Statistical Information and Relation Extraction (SIRE) - overview
To improve a computer's ability to process rich unstructured text (and speech), one needs to detect mentions (mention detection) in the text to entities of interest (e.g. Person, Organization, Medication, etc.) and group all mentions that refer to the same entity in the world together (co-reference resolution) and extract relations between the detected entities from the text (relation extraction), e.g. the snippet "... its chairman ..." implies the relation ManagerOf between the entity with the nominal Person mention "chairman" and the entity with pronominal Organization mention "its."

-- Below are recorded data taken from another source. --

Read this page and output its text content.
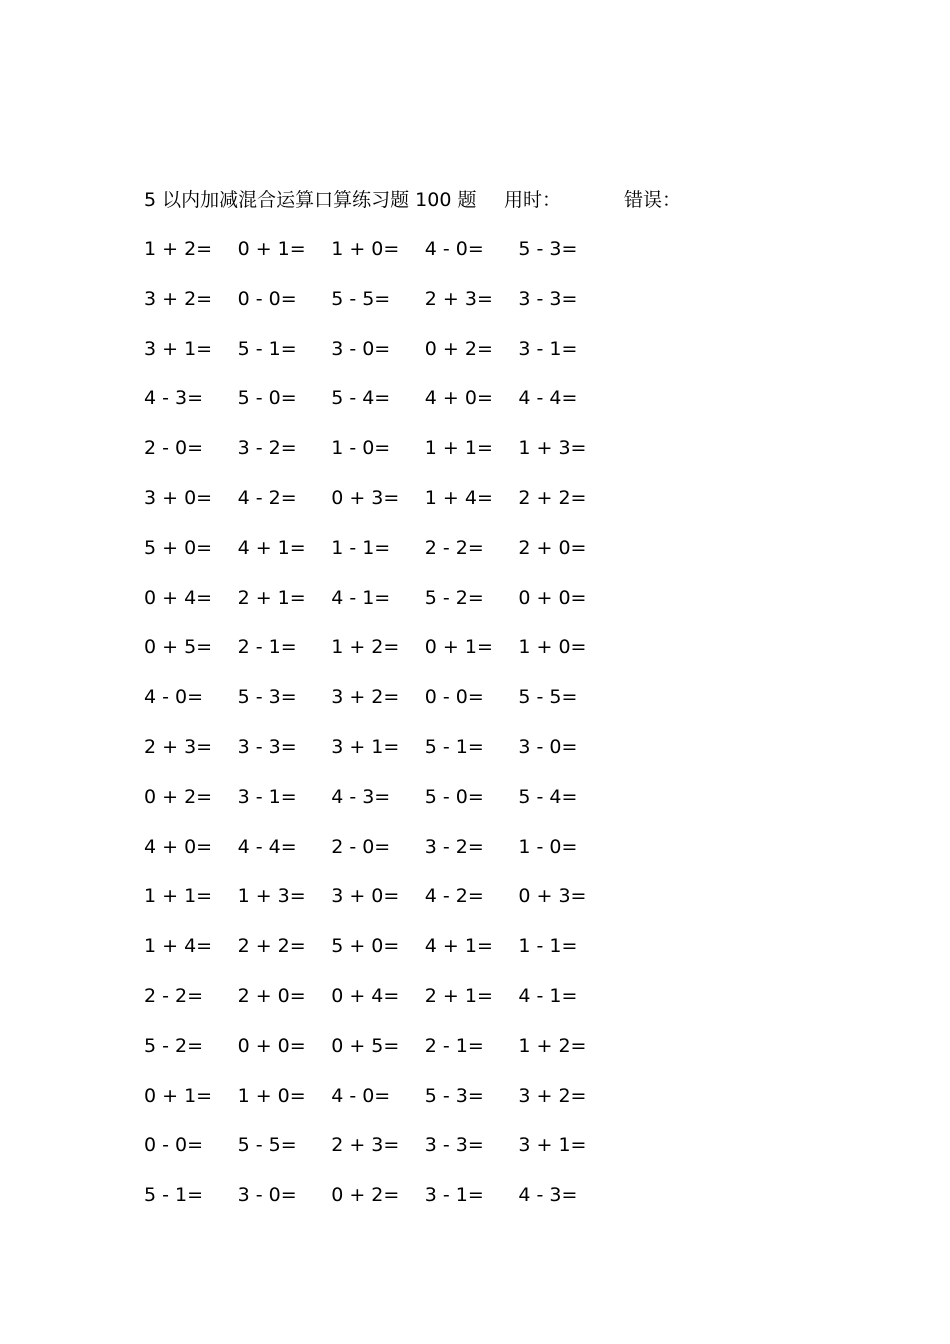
5 以内加减混合运算口算练习题 100 题 用时：	错误：
1 + 2=	0 + 1=	1 + 0=	4 - 0=	5 - 3=
3 + 2=	0 - 0=	5 - 5=	2 + 3=	3 - 3=
3 + 1=	5 - 1=	3 - 0=	0 + 2=	3 - 1=
4 - 3=	5 - 0=	5 - 4=	4 + 0=	4 - 4=
2 - 0=	3 - 2=	1 - 0=	1 + 1=	1 + 3=
3 + 0=	4 - 2=	0 + 3=	1 + 4=	2 + 2=
5 + 0=	4 + 1=	1 - 1=	2 - 2=	2 + 0=
0 + 4=	2 + 1=	4 - 1=	5 - 2=	0 + 0=
0 + 5=	2 - 1=	1 + 2=	0 + 1=	1 + 0=
4 - 0=	5 - 3=	3 + 2=	0 - 0=	5 - 5=
2 + 3=	3 - 3=	3 + 1=	5 - 1=	3 - 0=
0 + 2=	3 - 1=	4 - 3=	5 - 0=	5 - 4=
4 + 0=	4 - 4=	2 - 0=	3 - 2=	1 - 0=
1 + 1=	1 + 3=	3 + 0=	4 - 2=	0 + 3=
1 + 4=	2 + 2=	5 + 0=	4 + 1=	1 - 1=
2 - 2=	2 + 0=	0 + 4=	2 + 1=	4 - 1=
5 - 2=	0 + 0=	0 + 5=	2 - 1=	1 + 2=
0 + 1=	1 + 0=	4 - 0=	5 - 3=	3 + 2=
0 - 0=	5 - 5=	2 + 3=	3 - 3=	3 + 1=
5 - 1=	3 - 0=	0 + 2=	3 - 1=	4 - 3=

We are developing the Statistical Information and Relation Extraction (SIRE) toolkit to build trainable extractors for new applications and domains. SIRE provides components for mention detection using Maximum Entropy models that can be trained from annotated data created by using a highly optimized web-browser annotation tool, called HAT, a trainable co-reference component for grouping detected mentions in a document that correspond to the same entity, and a trainable relation extraction system. The SIRE training tools produce annotators that can be deployed as UIMA annotators.
We have developed SIRE systems for multiple domains including a news domain (about 50 entity types and about 40 relations); more recently SIRE is being applied in healthcare analytics for fact extraction such as vital signs, allergies, medications in medical reports.